Breaking Industrial Protocol Translation Devices Claire Vacherot shared insights from her research into vulnerabilities in Anybus X-gateways, critical devices used for translating industrial protocols. Vacherot revealed how these often-overlooked gateways are prime targets for attackers, given their role in maintaining communication between OT systems. She detailed three critical vulnerabilities in the device, including unauthenticated access, manipulation of proprietary protocols, and denial-of-service attacks, showing how attackers can exploit these weaknesses to disrupt industrial processes.

In-Depth Study of Linux Rootkits: Evolution, Detection, and Defense Stephan Berger’s talk explored the evolution of Linux rootkits, from early userland techniques to modern kernel-level rootkits. Berger outlined advanced rootkit techniques, such as hooking kernel functions and exploiting eBPF, and provided a thorough review of detection strategies using integrity checking, behavioral analysis, and memory forensics. By analyzing rootkits like Bedevil and Diamorphine, Berger underscored the importance of using modern detection tools to uncover sophisticated threats in Linux environments.

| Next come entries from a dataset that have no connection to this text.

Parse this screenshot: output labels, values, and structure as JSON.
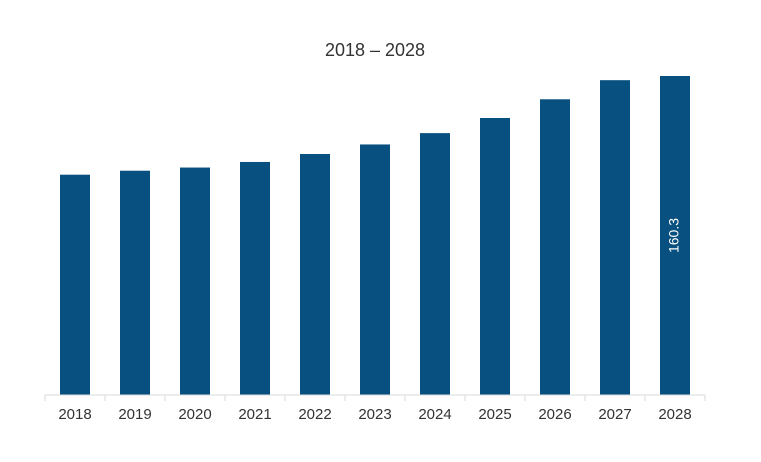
{
  "chart_data": {
    "type": "bar",
    "title": "2018 – 2028",
    "xlabel": "",
    "ylabel": "",
    "categories": [
      "2018",
      "2019",
      "2020",
      "2021",
      "2022",
      "2023",
      "2024",
      "2025",
      "2026",
      "2027",
      "2028"
    ],
    "values": [
      110.7,
      112.7,
      114.3,
      117.1,
      121.1,
      125.9,
      131.6,
      139.2,
      148.6,
      158.2,
      160.3
    ],
    "ylim": [
      0,
      160.3
    ],
    "data_labels": [
      {
        "category": "2028",
        "text": "160.3"
      }
    ],
    "grid": false,
    "legend": "none",
    "colors": {
      "bar": "#08507f",
      "axis": "#d9d9d9",
      "text": "#333333",
      "label_text": "#ffffff"
    }
  }
}
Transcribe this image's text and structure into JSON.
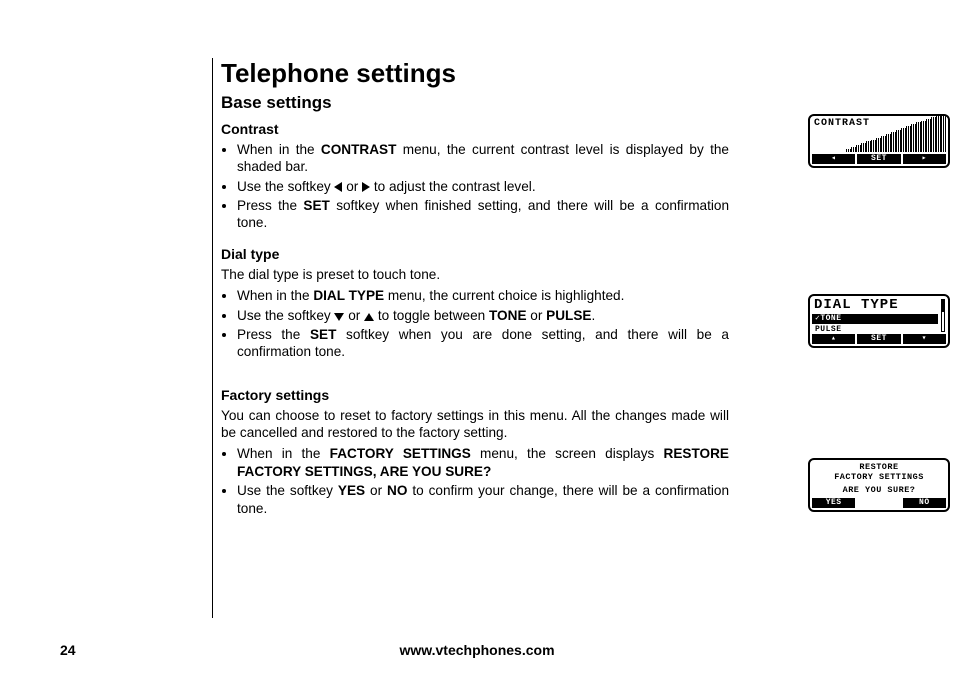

Decoding Galah: an LLM-Powered Web Adel Karimi introduced Galah, an innovative honeypot powered by large language models (LLMs) that dynamically generates realistic HTTP responses to simulate multiple web applications. Karimi discussed the challenges of building Galah, including issues with response formatting and the difficulty of maintaining deception. Despite these challenges, Galah successfully engaged attackers, particularly in cases involving open proxy emulation. This approach showcased the potential of using LLMs to improve honeypot realism and increase attacker interaction.